Following the release of CNN’s statement, Haab appeared on Fox News’ Tucker Carlson Tonight to detail his exchange with CNN producer Carrie Stevenson regarding his participation at the town hall. In his conversation with Tucker Carlson, Haab stated that Stevenson wrote his question and CNN put their own words in it.
The student went on to explain the back and forth with he had with a CNN producer, who rejected a long speech he had written for the town hall. Haab said he subsequently sent a set of questions in, including one on arming teachers — which he claimed the producer “wrote that question out for me.”
Carlson reacted with shock, asking “they put their own words into your question?”
When Haab confirmed, Carlson pressed “but that seems dishonest?” Haab agreed, and said that was one of the reasons he decided not to attend the town hall — adding that he thought CNN had also written questions for the other students.
“It was very upsetting to me,” Haab said.
Following Haab’s appearance on Fox News, Mediaite obtained copies of the original email exchange between Colton Haab, Colton’s father Glenn, and Stevenson. The first one, dated Feb. 21 and sent at 12:10 AM, shows Colton submitting a number of questions he’d like to ask at the event:
This is followed by an email to Glenn from Stevenson, sent later that day at 5:46 PM, referencing that she had previously spoken on the phone with Colton and she was asking that he stick to just the one question “that he submitted,” which was then written in full:
Glenn replied shortly after, in an email sent at 5:53 PM, telling Stevenson they “are not actors nor do we read from a script,” adding that he knows Stevenson only wants Colton to “read this one short question” but that they “are not the right people for your town hall meeting.”
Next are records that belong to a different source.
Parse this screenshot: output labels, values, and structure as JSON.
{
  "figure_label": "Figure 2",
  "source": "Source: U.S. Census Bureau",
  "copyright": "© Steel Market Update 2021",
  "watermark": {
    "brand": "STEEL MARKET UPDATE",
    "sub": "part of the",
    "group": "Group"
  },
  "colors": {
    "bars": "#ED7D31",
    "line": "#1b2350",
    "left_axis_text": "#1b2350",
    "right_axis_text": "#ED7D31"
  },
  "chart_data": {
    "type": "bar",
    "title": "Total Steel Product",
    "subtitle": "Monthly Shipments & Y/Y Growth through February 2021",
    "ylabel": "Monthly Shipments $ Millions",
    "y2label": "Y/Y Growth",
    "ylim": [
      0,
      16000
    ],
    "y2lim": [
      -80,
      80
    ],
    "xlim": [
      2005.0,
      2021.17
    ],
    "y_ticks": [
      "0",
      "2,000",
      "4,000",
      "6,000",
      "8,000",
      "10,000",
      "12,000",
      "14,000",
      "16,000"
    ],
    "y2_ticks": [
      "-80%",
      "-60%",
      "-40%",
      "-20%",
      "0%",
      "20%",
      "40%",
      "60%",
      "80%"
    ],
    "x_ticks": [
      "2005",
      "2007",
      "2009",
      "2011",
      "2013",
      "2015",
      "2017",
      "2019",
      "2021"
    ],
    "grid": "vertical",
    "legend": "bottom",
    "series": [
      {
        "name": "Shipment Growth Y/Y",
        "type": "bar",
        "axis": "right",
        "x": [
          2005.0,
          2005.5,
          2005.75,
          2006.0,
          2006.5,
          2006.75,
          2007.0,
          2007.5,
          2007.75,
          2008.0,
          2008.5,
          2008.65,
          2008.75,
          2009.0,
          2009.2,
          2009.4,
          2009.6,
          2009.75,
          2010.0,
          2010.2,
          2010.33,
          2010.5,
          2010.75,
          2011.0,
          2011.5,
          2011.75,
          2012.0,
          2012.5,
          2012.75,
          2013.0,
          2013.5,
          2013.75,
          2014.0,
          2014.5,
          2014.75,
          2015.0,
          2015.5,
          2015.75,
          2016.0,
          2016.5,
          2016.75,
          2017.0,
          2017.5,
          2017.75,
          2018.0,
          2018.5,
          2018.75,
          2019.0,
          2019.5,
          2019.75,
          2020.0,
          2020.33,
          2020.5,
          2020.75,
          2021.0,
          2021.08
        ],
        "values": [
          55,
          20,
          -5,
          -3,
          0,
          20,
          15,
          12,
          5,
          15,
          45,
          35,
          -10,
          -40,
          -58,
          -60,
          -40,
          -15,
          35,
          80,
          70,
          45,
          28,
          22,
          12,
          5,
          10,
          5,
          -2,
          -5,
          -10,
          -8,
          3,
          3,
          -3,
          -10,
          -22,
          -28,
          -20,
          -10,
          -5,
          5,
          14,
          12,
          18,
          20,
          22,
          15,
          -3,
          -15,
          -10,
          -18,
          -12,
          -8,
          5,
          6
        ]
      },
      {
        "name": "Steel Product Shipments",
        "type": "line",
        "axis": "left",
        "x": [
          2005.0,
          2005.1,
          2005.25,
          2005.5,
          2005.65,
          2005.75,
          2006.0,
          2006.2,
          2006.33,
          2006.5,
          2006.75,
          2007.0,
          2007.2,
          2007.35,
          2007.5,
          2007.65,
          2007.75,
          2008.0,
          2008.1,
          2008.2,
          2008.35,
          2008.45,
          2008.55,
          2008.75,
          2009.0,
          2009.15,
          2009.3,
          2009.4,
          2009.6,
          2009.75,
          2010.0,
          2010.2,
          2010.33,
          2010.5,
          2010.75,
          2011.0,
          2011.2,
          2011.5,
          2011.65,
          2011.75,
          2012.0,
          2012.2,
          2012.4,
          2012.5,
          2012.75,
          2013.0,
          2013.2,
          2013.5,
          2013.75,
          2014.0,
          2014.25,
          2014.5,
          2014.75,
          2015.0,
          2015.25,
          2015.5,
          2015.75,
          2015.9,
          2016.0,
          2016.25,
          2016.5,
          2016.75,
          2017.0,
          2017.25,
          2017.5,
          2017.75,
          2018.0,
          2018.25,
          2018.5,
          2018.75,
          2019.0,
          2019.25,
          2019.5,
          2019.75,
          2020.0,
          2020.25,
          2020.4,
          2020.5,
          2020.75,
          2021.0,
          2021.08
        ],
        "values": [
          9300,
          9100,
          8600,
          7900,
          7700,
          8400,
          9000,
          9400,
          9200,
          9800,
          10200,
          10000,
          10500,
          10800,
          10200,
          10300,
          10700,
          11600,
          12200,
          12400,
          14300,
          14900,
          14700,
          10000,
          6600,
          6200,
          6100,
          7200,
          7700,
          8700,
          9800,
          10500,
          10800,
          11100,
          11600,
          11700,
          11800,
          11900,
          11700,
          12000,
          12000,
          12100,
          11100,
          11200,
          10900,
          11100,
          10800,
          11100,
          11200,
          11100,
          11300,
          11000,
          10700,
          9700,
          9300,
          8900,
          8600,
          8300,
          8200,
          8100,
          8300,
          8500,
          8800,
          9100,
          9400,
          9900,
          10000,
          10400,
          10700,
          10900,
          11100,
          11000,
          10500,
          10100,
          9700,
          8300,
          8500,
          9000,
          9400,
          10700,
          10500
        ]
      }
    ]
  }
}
Comparatively, the emails provided to Huffington Post and Fox News show one very big difference. In the email purportedly from Stevenson provided by the Haab family, the second paragraph is changed from the original email provided to Mediaite. The email provided to the Huffington Post reads: “This is what Colton and I discussed on the phone. He needs to stick to this.”
Below is a copy of the doctored email that was sent to the Huffington Post:
An additional email exchange provided by Fox News to CNN and inquiring for comment shows the same language.
The change leaves out the important context from the original email, which included “that he submitted,” making clear that the question came from Colton.
According to a CNN source, after Colton sent over his list of questions he wanted to ask at the town hall, Stevenson spoke on the phone with the student to decide on which question he’d use. The framing language for the question that was emailed over later came verbatim from a Fox & Friends interview Colton had done that helped draw CNN’s attention to him.
Prior to Stevenson sending Colton’s father the email asking that Colton “stick” to the question that he submitted, the source noted that Glenn had been in touch with Stevenson telling her that Colton would like to be given an opportunity to say more. At one point, Glenn emailed over a multi-page speech that was laced with questions and comments that Colton would prefer to read instead, thus prompting Stevenson’s email requesting Colton stay with the one question.